A l'occasion de l'examen du projet de loi relatif à la bioéthique, j'avais été chargée de rapporter au nom de la délégation aux droits des femmes et à l'égalité des chances entre les hommes et les femmes. J'avais alors proposé que les couples soient tenus informés des possibilités d'adoption et incités à effectuer les démarches en ce sens en cas d'échecs répétés. Je pense sincèrement que les familles manquent encore d'information à ce sujet.
Néanmoins, parallèlement à cette information nécessaire, il convient de remédier aux nombreux cas d'enfants qui ne peuvent être déclarés adoptables. La question de la suppression de l'interdiction de prononcer un abandon d'enfant en cas de « grande détresse des parents » a suscité un débat important à l'Assemblée nationale, mais aussi au sein de notre commission des affaires sociales.
A mon sens, que l'on parle d'adoption ou de procréation médicalement assistée, le débat est de même nature et porte sur « le droit à l'enfant » et « les droits de l'enfant ».
Tout n'est pas permis lorsque l'on traite de sujets qui ont à voir avec la vie humaine et les sentiments. L'adoption a pour objet de réunir des parents en désir d'enfant et des enfants en mal d'amour. L'intérêt de chacun doit être au centre de nos préoccupations.
J'ai beaucoup réfléchi à la suppression de la mention « sauf le cas de grande détresse des parents » dans l'article 350 du code civil.
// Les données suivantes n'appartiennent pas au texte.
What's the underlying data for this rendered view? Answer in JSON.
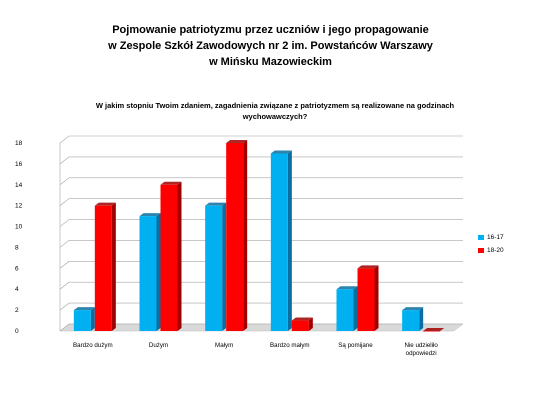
{
  "slide": {
    "title_lines": [
      "Pojmowanie  patriotyzmu  przez uczniów  i jego propagowanie",
      "w Zespole Szkół Zawodowych nr 2 im. Powstańców  Warszawy",
      "w Mińsku Mazowieckim"
    ]
  },
  "chart_data": {
    "type": "bar",
    "title_lines": [
      "W jakim stopniu Twoim zdaniem, zagadnienia związane z patriotyzmem są realizowane na godzinach",
      "wychowawczych?"
    ],
    "categories": [
      "Bardzo dużym",
      "Dużym",
      "Małym",
      "Bardzo małym",
      "Są pomijane",
      "Nie udzieliło\nodpowiedzi"
    ],
    "series": [
      {
        "name": "16-17",
        "values": [
          2,
          11,
          12,
          17,
          4,
          2
        ],
        "color": "#00b0f0",
        "side_color": "#0a6ea0"
      },
      {
        "name": "18-20",
        "values": [
          12,
          14,
          18,
          1,
          6,
          0
        ],
        "color": "#ff0000",
        "side_color": "#a00000"
      }
    ],
    "ylim": [
      0,
      18
    ],
    "yticks": [
      0,
      2,
      4,
      6,
      8,
      10,
      12,
      14,
      16,
      18
    ],
    "grid": true,
    "legend_position": "right",
    "chart_style": "3d-clustered-column"
  }
}
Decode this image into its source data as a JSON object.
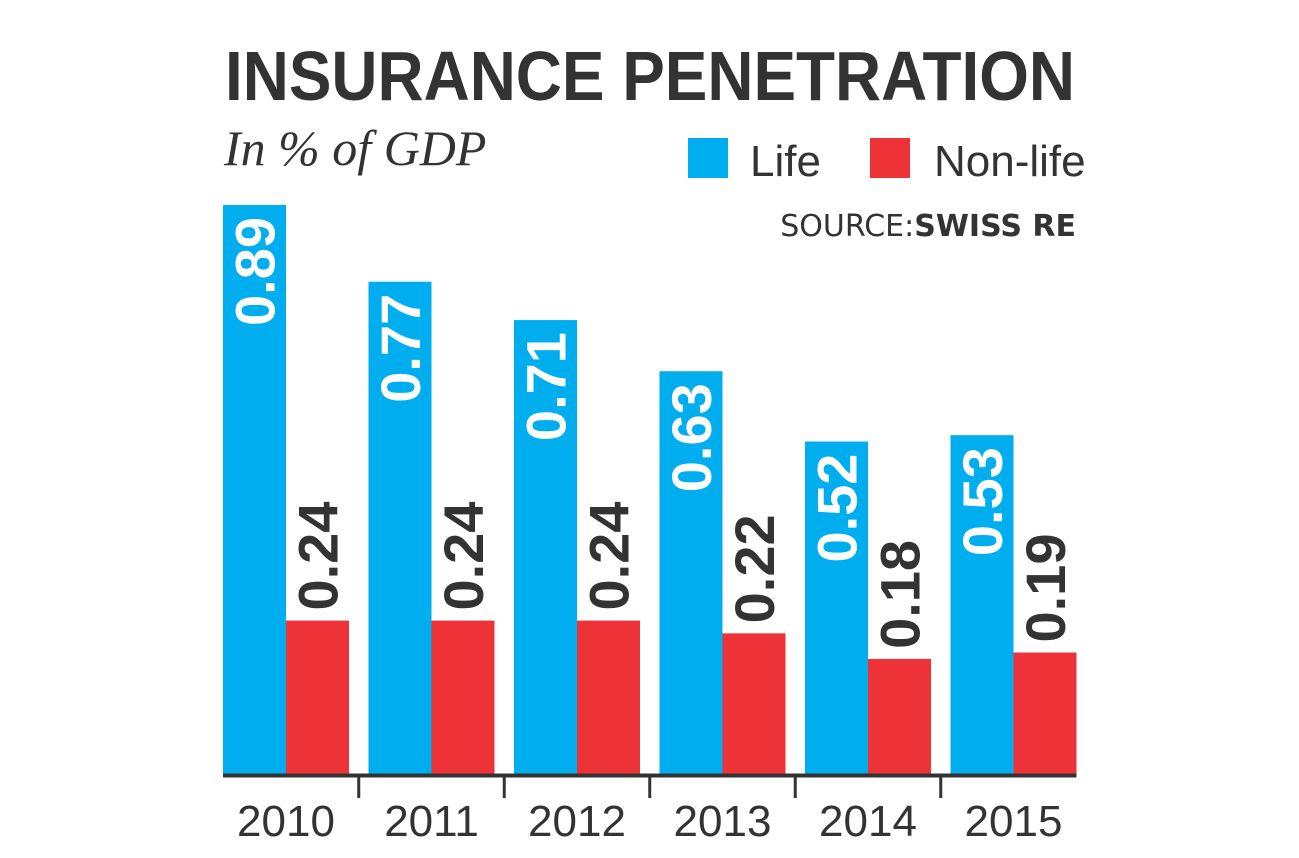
{
  "chart_data": {
    "type": "bar",
    "title": "INSURANCE PENETRATION",
    "subtitle": "In % of GDP",
    "source_prefix": "SOURCE:",
    "source_name": "SWISS RE",
    "categories": [
      "2010",
      "2011",
      "2012",
      "2013",
      "2014",
      "2015"
    ],
    "series": [
      {
        "name": "Life",
        "color": "#00aeef",
        "values": [
          0.89,
          0.77,
          0.71,
          0.63,
          0.52,
          0.53
        ]
      },
      {
        "name": "Non-life",
        "color": "#ee3338",
        "values": [
          0.24,
          0.24,
          0.24,
          0.22,
          0.18,
          0.19
        ]
      }
    ],
    "value_labels": [
      [
        "0.89",
        "0.77",
        "0.71",
        "0.63",
        "0.52",
        "0.53"
      ],
      [
        "0.24",
        "0.24",
        "0.24",
        "0.22",
        "0.18",
        "0.19"
      ]
    ],
    "ylim": [
      0,
      0.89
    ],
    "legend_position": "top-right",
    "grid": false,
    "axis_color": "#333333",
    "life_label_color": "#ffffff",
    "nonlife_label_color": "#333333"
  }
}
Je considère que cette suppression va dans l'intérêt de tous : l'intérêt de l'enfant, d'abord, qui pourra se voir reconnaître « adoptable » et être accueilli dans une famille qui saura lui donner tout l'amour dont il a besoin, veiller à sa santé mais aussi à son épanouissement ; l'intérêt des parents adoptifs, ensuite, qui accueilleront chez eux l'enfant qu'ils attendaient ; l'intérêt des parents biologiques, enfin, qui ont toujours la possibilité de remédier à la situation et de garder leur enfant auprès d'eux.
Certains ont évoqué la faiblesse de la durée retenue - un an - pour introduire une demande de déclaration d'abandon, ce qui ne laisserait que peu de temps aux parents pour régler les difficultés qu'ils peuvent rencontrer et, ainsi, garder leur enfant sous leur responsabilité. Dans les faits, la procédure est beaucoup plus longue.
Il faut d'abord que les services sociaux fassent le constat d'un désintéressement manifeste des parents biologiques à l'égard de l'enfant, et ce pendant une durée minimale d'un an.
Il faut ensuite que l'ASE intervienne auprès du juge du tribunal de grande instance, ce qu'elle fait rarement immédiatement après que le délai est passé. Puis, le juge fait procéder à une enquête et, enfin, déclare l'abandon. Le délai d'un an est donc largement allongé.
Voilà pourquoi je suis favorable à l'article 3 de la proposition de loi. Celui-ci permettra de déclarer davantage d'enfants adoptables, tout en laissant un large pouvoir d'appréciation au juge et une chance aux parents biologiques de porter de nouveau un intérêt à leur enfant.
Pour conclure, je dirai que, si la proposition de loi est une première étape primordiale, bien des choses reposent sur vous, monsieur le ministre. Vous avez promis de publier des décrets, de diffuser des circulaires. Je sais que je peux compter sur vous pour que tout soit fait dans les meilleurs délais ; je vous en remercie par avance.